Post related information - suggested fix
*EDIT: while this fix allows for syncing of nodes that aren't in other modes, it causes failure in model deployment later down the line
For duplicate modules i figure one can copy the state_dict
element with a non-suffixed name, but I don't have a suggestion for non existent modules yet.
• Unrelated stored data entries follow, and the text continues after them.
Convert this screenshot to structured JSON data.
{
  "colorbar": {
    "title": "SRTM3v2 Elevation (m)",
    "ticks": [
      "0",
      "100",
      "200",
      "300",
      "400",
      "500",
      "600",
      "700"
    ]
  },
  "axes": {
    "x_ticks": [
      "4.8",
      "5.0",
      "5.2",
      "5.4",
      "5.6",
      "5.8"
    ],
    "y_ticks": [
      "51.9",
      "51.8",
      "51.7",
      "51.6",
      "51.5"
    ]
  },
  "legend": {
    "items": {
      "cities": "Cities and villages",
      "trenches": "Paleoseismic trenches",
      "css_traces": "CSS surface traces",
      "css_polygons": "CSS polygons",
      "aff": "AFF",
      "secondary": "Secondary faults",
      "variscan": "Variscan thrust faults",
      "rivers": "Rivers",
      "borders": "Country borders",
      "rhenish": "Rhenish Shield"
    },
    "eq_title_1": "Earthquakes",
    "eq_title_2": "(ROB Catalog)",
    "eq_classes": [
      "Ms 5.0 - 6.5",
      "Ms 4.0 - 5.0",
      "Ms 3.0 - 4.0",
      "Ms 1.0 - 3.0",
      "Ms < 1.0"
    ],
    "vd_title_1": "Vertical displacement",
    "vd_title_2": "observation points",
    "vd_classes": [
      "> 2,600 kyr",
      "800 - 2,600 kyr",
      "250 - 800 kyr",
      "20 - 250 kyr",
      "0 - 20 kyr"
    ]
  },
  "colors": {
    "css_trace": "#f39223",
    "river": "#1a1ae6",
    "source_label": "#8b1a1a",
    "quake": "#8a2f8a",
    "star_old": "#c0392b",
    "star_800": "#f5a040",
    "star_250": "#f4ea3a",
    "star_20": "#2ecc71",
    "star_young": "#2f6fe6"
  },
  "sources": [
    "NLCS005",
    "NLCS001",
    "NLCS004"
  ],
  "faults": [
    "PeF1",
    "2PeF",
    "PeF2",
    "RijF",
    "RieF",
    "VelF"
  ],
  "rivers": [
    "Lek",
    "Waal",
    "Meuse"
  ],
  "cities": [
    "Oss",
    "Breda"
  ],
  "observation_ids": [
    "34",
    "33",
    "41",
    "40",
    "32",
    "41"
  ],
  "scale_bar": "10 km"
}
For activation post processing leaf nodes, I can ignore most of the copying since a lot of it is reset in MMArchitectureQuant.__init__()
.
mmrazor/models/algorithms/quantization/mm_architecture.py
@@ -121,7 +121,7 @@ class MMArchitectureQuant(BaseAlgorithm):
in some subtle ways, so we need to sync them here.
"""
- def traverse(module, prefix):
+ def traverse(module, prefix, mode, src_mode):
for name, child in module._modules.items():
if module is None:
continue
@@ -129,7 +129,14 @@ class MMArchitectureQuant(BaseAlgorithm):
if isinstance(child, FakeQuantizeBase):
for name, param in child.named_parameters():
param_name = f'{child_name}.{name}'
- src_param = src_state_dict[param_name]
+ src_param = src_state_dict.get(param_name)
+ if '_dup' in param_name and src_param is None:
+ param_name = '.'.join([section.split('_dup')[0] for section in param_name.split('.')])
+ src_param = src_state_dict.get(param_name)
+ if src_param is None:
+ print(src_state_dict)
+ print(child)
+ raise KeyError(f"{param_name} in mode: '{mode}' but not found in source mode: '{src_mode}', sync_qparams() failed.")
if src_param.shape == param.shape:
param.data.copy_(src_param)
else:
@@ -138,22 +145,42 @@ class MMArchitectureQuant(BaseAlgorithm):
param.resize_(src_param.shape)
param.requires_grad = requirs_grad
param.data.copy_(src_param)
+ # These are either reset after sync_qparams() is called, or are left as default (eps)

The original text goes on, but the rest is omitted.